With a long and eclectic solo career, guitarist Adrian Belew is well known for his willingness to embrace technology for the sake of art. A recent addition to his arsenal is the Sensaphonics 3D Active Ambient IEM System, which uses an earphone-mounted binaural microphone system to capture stage sound and add it to the monitor mix.
“The thing I love about the 3D is that you can introduce as much of the ambient sound as you want,” Belew notes. “I played around with it in my home studio and then again at rehearsals, and it worked beautifully. I dialed up the volume just enough that I could hear my amp coming off the stage. It really works so much better than regular in-ears; it sounds much more like what I’m used to hearing. I couldn’t be happier.”
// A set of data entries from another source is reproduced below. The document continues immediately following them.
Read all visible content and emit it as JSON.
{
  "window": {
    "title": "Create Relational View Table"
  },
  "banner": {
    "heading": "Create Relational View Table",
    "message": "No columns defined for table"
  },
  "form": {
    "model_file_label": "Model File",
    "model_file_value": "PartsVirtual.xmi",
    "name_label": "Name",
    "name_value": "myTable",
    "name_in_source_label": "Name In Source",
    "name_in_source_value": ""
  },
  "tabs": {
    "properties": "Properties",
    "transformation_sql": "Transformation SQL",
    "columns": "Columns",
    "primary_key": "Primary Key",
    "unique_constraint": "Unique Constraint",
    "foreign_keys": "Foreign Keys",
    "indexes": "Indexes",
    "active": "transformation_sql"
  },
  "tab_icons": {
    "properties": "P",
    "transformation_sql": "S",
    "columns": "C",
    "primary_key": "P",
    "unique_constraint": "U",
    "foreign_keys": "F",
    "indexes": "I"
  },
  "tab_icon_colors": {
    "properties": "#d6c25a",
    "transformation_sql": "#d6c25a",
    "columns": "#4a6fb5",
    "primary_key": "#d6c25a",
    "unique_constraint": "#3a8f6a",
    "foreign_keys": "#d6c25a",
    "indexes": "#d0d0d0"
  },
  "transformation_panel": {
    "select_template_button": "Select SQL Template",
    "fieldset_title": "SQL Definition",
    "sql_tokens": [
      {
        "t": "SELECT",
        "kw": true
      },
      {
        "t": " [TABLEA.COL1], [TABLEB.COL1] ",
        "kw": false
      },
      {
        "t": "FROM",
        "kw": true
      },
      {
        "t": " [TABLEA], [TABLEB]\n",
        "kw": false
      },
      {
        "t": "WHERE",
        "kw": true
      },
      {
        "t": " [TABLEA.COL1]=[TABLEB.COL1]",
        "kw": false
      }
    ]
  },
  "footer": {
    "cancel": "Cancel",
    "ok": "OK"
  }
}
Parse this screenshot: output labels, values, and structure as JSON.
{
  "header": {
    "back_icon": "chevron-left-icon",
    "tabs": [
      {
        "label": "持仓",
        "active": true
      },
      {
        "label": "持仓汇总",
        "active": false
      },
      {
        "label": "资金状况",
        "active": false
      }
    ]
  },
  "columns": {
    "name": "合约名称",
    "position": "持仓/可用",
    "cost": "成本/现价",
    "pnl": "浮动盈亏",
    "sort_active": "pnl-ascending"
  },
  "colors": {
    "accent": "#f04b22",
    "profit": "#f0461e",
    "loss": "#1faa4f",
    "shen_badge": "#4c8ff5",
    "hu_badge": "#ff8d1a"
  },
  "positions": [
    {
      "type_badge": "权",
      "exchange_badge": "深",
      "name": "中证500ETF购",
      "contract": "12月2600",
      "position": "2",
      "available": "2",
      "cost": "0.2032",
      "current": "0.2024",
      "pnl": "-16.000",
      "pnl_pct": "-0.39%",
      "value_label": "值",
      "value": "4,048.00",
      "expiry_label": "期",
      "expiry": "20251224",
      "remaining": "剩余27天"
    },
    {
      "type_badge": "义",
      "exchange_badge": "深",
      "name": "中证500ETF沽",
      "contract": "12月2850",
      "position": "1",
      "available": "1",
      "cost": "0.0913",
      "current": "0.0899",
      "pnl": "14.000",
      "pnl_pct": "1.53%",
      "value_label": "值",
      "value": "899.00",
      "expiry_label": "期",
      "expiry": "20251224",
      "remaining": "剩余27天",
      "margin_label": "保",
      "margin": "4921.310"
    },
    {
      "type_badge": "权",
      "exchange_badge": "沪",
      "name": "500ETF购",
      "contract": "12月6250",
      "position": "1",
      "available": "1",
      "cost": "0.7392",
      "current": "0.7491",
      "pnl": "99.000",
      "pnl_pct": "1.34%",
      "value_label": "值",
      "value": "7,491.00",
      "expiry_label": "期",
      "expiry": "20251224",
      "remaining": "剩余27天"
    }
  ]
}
Having acoustic access to his on-stage amp sound puts Belew in a very natural listening space, an important consideration for someone renowned for his manipulation of tone along with extraordinary technique. The value of that ability became very clear on his first touring experience with the Sensaphonics 3D, last autumn’s “Two of a Perfect Trio” tour, which featured the Adrian Belew Power Trio along with Tony Levin’s three-man band, Stick Men.
“As a guitarist, what can you not like about it? I can have as much or as little guitar, or as much or as little of the band as I like,” he says. “With the 3D, I hear everything perfectly. I’m really excited about it.”
Belew is a long-time user of custom IEMs, which he originally adopted for the benefits of isolation. “First of all, I find that in-ears truly make you sing a lot better. Even though I’ve never had pitch problems singing, the big issue you encounter in a rock band is trying to sing over top of the band,” he explains. “It’s just hard on your voice, and it’ll wear it out if you’re not careful. With in-ears, you don’t have to push so hard. That’s really important if you play a lot – which I do. This last tour had runs of seven shows in a row without a night off, and this is the only way to get through it without my voice going out on me.”
Another factor driving Belew’s use of in-ear monitors is hearing protection. “On this last tour, I had two drummers onstage with me during the encore set, when we played some King Crimson songs. Things like cymbals and snare drums are just so loud, and I’m very concerned about that stuff,” he notes. “With the 3D, I can hear everything they play perfectly, but I don’t have to hear it loud. It was just right.”